History

United States
- Name: Lioness
- Operator: William L. Cockerell

= Lioness (steamship) =

The Lioness was a steamboat that exploded on the Red River of the South on the morning of May 19, 1833.

Departing from New Orleans, the ship made its way up the Mississippi River before reaching the Red River, destined for Natchitoches, Louisiana. As it neared the mouth of a tributary called Rigolet de Bon Dieu (near modern-day Colfax), three explosions rocked the ship, tearing apart the fore deck and boiler deck and scattering debris across the surrounding waters and coast. The hull almost immediately sunk; however, the hurricane deck and a portion of the lady's cabin became detached from the rest of the ship, staying afloat and saving everyone in those quarters. All of those who survived saved themselves by swimming or floating to shore on fragments of the wreck.

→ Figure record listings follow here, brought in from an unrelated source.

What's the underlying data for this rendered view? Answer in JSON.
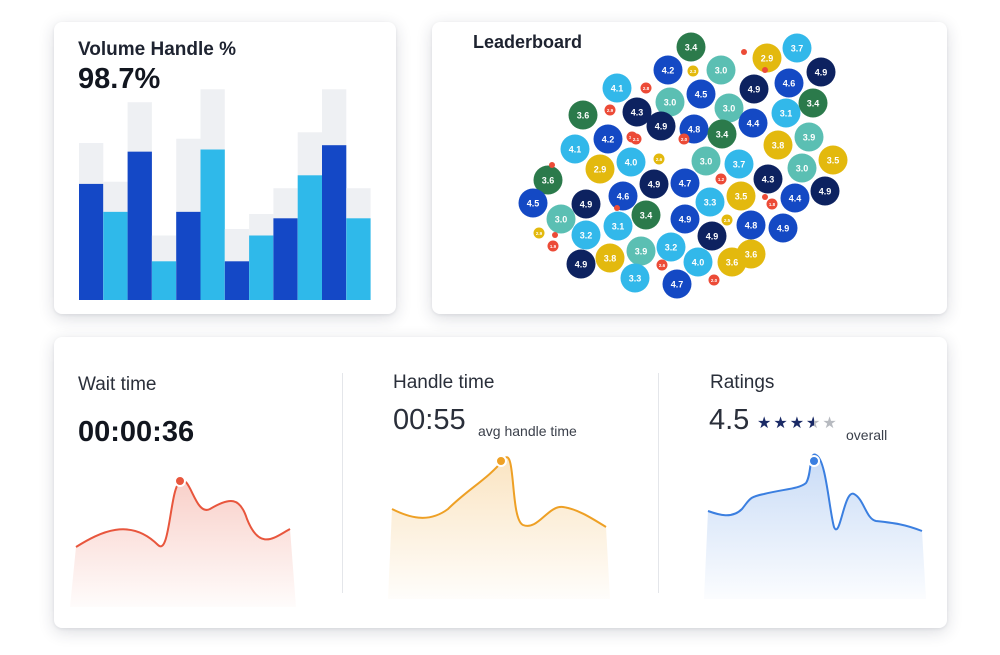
{
  "volume": {
    "title": "Volume Handle %",
    "value": "98.7%",
    "chart_data": {
      "type": "bar",
      "ylim": [
        0,
        100
      ],
      "colors": [
        "#1448c6",
        "#2fb9ea"
      ],
      "background_color": "#eef0f3",
      "values": [
        54,
        41,
        69,
        18,
        41,
        70,
        18,
        30,
        38,
        58,
        72,
        38
      ],
      "totals": [
        73,
        55,
        92,
        30,
        75,
        98,
        33,
        40,
        52,
        78,
        98,
        52
      ]
    }
  },
  "leaderboard": {
    "title": "Leaderboard",
    "colors": {
      "navy": "#0d2260",
      "blue": "#1449c4",
      "sky": "#32b8ea",
      "teal": "#5bbfb3",
      "green": "#2b7a4b",
      "gold": "#e3b90e",
      "red": "#ec4b37"
    },
    "bubbles": [
      {
        "label": "3.4",
        "color": "green"
      },
      {
        "label": "3.7",
        "color": "sky"
      },
      {
        "label": "2.9",
        "color": "gold"
      },
      {
        "label": "4.2",
        "color": "blue"
      },
      {
        "label": "3.0",
        "color": "teal"
      },
      {
        "label": "4.6",
        "color": "blue"
      },
      {
        "label": "4.9",
        "color": "navy"
      },
      {
        "label": "4.1",
        "color": "sky"
      },
      {
        "label": "4.5",
        "color": "blue"
      },
      {
        "label": "4.9",
        "color": "navy"
      },
      {
        "label": "3.0",
        "color": "teal"
      },
      {
        "label": "3.0",
        "color": "teal"
      },
      {
        "label": "3.4",
        "color": "green"
      },
      {
        "label": "3.6",
        "color": "green"
      },
      {
        "label": "4.3",
        "color": "navy"
      },
      {
        "label": "4.8",
        "color": "blue"
      },
      {
        "label": "3.1",
        "color": "sky"
      },
      {
        "label": "4.4",
        "color": "blue"
      },
      {
        "label": "4.9",
        "color": "navy"
      },
      {
        "label": "3.4",
        "color": "green"
      },
      {
        "label": "4.2",
        "color": "blue"
      },
      {
        "label": "3.9",
        "color": "teal"
      },
      {
        "label": "4.1",
        "color": "sky"
      },
      {
        "label": "3.8",
        "color": "gold"
      },
      {
        "label": "2.9",
        "color": "gold"
      },
      {
        "label": "4.0",
        "color": "sky"
      },
      {
        "label": "3.0",
        "color": "teal"
      },
      {
        "label": "3.7",
        "color": "sky"
      },
      {
        "label": "3.0",
        "color": "teal"
      },
      {
        "label": "3.5",
        "color": "gold"
      },
      {
        "label": "3.6",
        "color": "green"
      },
      {
        "label": "4.9",
        "color": "navy"
      },
      {
        "label": "4.7",
        "color": "blue"
      },
      {
        "label": "4.3",
        "color": "navy"
      },
      {
        "label": "4.9",
        "color": "navy"
      },
      {
        "label": "4.6",
        "color": "blue"
      },
      {
        "label": "3.5",
        "color": "gold"
      },
      {
        "label": "4.4",
        "color": "blue"
      },
      {
        "label": "4.5",
        "color": "blue"
      },
      {
        "label": "4.9",
        "color": "navy"
      },
      {
        "label": "3.3",
        "color": "sky"
      },
      {
        "label": "3.0",
        "color": "teal"
      },
      {
        "label": "3.4",
        "color": "green"
      },
      {
        "label": "3.1",
        "color": "sky"
      },
      {
        "label": "4.9",
        "color": "blue"
      },
      {
        "label": "3.2",
        "color": "sky"
      },
      {
        "label": "4.9",
        "color": "blue"
      },
      {
        "label": "4.8",
        "color": "blue"
      },
      {
        "label": "4.9",
        "color": "navy"
      },
      {
        "label": "3.9",
        "color": "teal"
      },
      {
        "label": "3.2",
        "color": "sky"
      },
      {
        "label": "3.6",
        "color": "gold"
      },
      {
        "label": "4.0",
        "color": "sky"
      },
      {
        "label": "3.6",
        "color": "gold"
      },
      {
        "label": "3.8",
        "color": "gold"
      },
      {
        "label": "3.3",
        "color": "sky"
      },
      {
        "label": "4.9",
        "color": "navy"
      },
      {
        "label": "4.7",
        "color": "blue"
      }
    ],
    "small_bubbles": [
      {
        "label": "2.3",
        "color": "gold"
      },
      {
        "label": "2.9",
        "color": "red"
      },
      {
        "label": "2.8",
        "color": "red"
      },
      {
        "label": "1.9",
        "color": "red"
      },
      {
        "label": "2.1",
        "color": "red"
      },
      {
        "label": "2.0",
        "color": "red"
      },
      {
        "label": "2.6",
        "color": "gold"
      },
      {
        "label": "1.2",
        "color": "red"
      },
      {
        "label": "1.8",
        "color": "red"
      },
      {
        "label": "2.5",
        "color": "gold"
      },
      {
        "label": "2.9",
        "color": "gold"
      },
      {
        "label": "1.9",
        "color": "red"
      },
      {
        "label": "2.6",
        "color": "red"
      },
      {
        "label": "2.0",
        "color": "red"
      }
    ]
  },
  "metrics": {
    "wait": {
      "title": "Wait time",
      "value": "00:00:36",
      "color": "#e8563d"
    },
    "handle": {
      "title": "Handle time",
      "value": "00:55",
      "sub": "avg handle time",
      "color": "#eea025"
    },
    "ratings": {
      "title": "Ratings",
      "value": "4.5",
      "sub": "overall",
      "stars": 3.5,
      "max_stars": 5,
      "color": "#3b7fe0"
    }
  }
}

The explosions were believed to be caused by a spark from a candle igniting several kegs of gunpowder while several crew members were arranging cargo in the hold of the ship. This would explain why there were three explosions, each occurring when another keg detonated. Crates of dry straw and casks of oil stowed dangerously close to the gunpowder kegs also accelerated the fire. There is not, however, an official explanation on how the powder was ignited, as everyone in the hold was killed.

At least 16 people were killed in the disaster, including United States Senator Josiah S. Johnston. Among the survivors were Congressman and future Louisiana Governor Edward Douglass White, Sr., who suffered some burns and bruises, and District Judge Henry Boyce.